The Current: UCSB to lead $22M NSF-funded “BioFoundry” on exceptional microbes

This week, the National Science Foundation announced the award of a six-year, $22M grant to UC Santa Barbara under its biofoundries program for the establishment of the BioFoundry for Extreme and Exceptional Fungi, Archaea and Bacteria (Ex-FAB), a collaboration led by UC Santa Barbara (UCSB), together with UC Riverside (UCR), and Cal Poly Pomona (CPP).  The NSF Ex-FAB BioFoundry establishes the nation’s first biofoundry that focuses on largely untapped and unexplored extreme microbes. UCSB’s award is one of only five grants made under NSF’s BioFoundry program during this funding cycle, which awarded a total of $75M to the five selected universities.

“Our campus is thrilled to receive this visionary funding from the National Science Foundation, which reflects the research strength and innovation of our colleagues who are working across disciplines and institutions to advance biotechnology and bioengineering,” said UCSB Chancellor Henry T. Yang. “We congratulate Professor O’Malley and our entire campus team, and thank Michelle for her leadership of this pioneering effort. Our campus is known for our culture of working collaboratively at the cutting edge, and we look forward with great anticipation to the discoveries that will be made through the BioFoundry as our colleagues explore new frontiers in the world of extreme microbes.”

“We are extremely excited because this funding enables us to build infrastructure that nobody, especially in academia, has had access to before,” said the new center’s director Michelle O’Malley, a professor of chemical engineering and bioengineering at UCSB. “The facility allows us to unlock the promise of a new generation of synthetic biology — one that focuses on developing new biotechnology from extreme and unusual microorganisms found in nature.”

The research center will focus on developing techniques to learn from nature’s more unusual microorganisms, referred to as “extreme” in that they do not conform to standard growth habits and culture conditions in a lab. They may have unusual nutritional requirements, grow at extremely high or low temperatures, and even grow without oxygen, all of which makes them difficult to study with existing laboratory equipment.

“These extreme microorganisms defy our current understanding of biology, yet they often host traits that we want to harness for biotechnology – such as enzymes that chew up waste, or pathways that make valuable products and new medicines. Now, users have a place to bring their ‘weird’ microbes to study them and prototype new biotechnology from what they learn,” said O’Malley, who is a leading expert in engineering anaerobes to turn waste into more sustainable fuel, chemical, or bio-based materials.

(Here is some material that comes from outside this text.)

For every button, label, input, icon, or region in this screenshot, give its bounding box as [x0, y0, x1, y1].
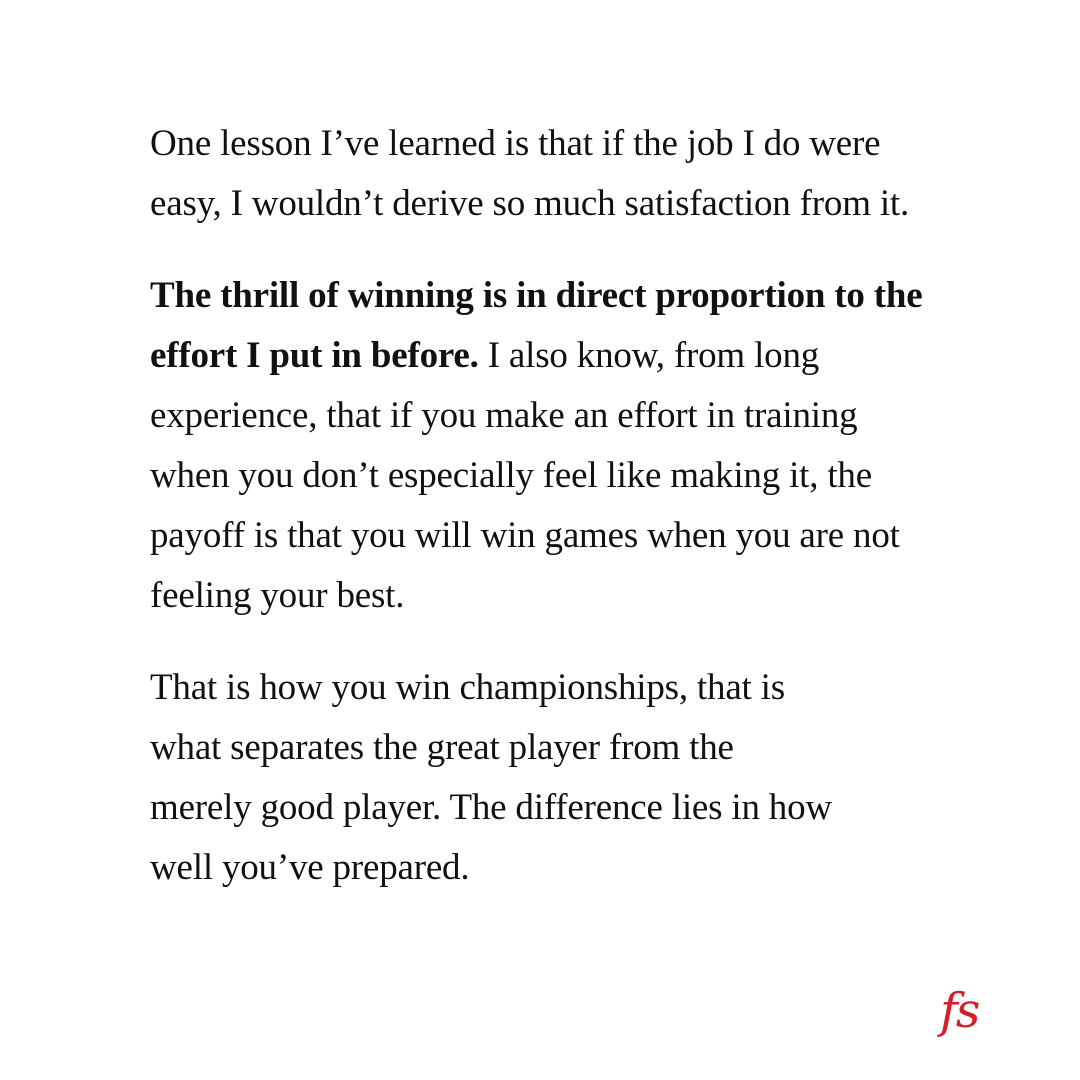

While countless advances have occurred in synthetic biology, which involves engineering nature’s “parts,” such as DNA, proteins, and even entire organisms, to have new functions, the field has focused on microorganisms that are easy to grow, domesticate, and proliferate under standard laboratory conditions. Yet, domesticated microbes are often devoid of the traits that researchers want to exploit most for biotechnology. The most successful biological products in nature are built almost entirely by unusual microorganisms that have unique growth habits and are unwieldy. To unlock the power of extreme microbes, the center will tap into synthetic biology by designing first-of-its-kind instrumentation, novel robotic workflows, and technology powered by machine learning.

The NSF Ex-FAB BioFoundry will focus its efforts on three research themes — bioremediation, biosynthesis, and rules of life — to design microbes that can address environmental challenges such as the clean-up of PFAS (per- and polyfluoroalkyl substances) and other “forever chemicals,” the sustainable production of silica-based materials, the recycling and reuse of carbon materials, and the promotion of productive carbon and nitrogen cycles in soil and marine habitats.

“UCSB is a world leader in promoting multidisciplinary, center-level science,” said Umesh Mishra, dean of the UCSB College of Engineering. “We are extremely proud to host the NSF Ex-FAB BioFoundry, because it unites several strengths across our campus for the first time – from marine science to chemical engineering and bioengineering. This sizeable award by NSF raises the profile of our campus and serves as a focal point for continued investment in biotechnology and bioengineering at UCSB.”

“This new research center provides an exciting opportunity to open synthetic biology to the vast diversity of microbes that nature provides,” added  co-director Ian Wheeldon, a chemical environmental engineering professor at UCR, who is an expert in synthetic biology and engineering non-conventional microbes. “The current focus of synthetic biology has been to develop new approaches to engineering a small number of commonly used microbes. This facility will dramatically broaden this approach by enabling synthetic biology in any microbe.”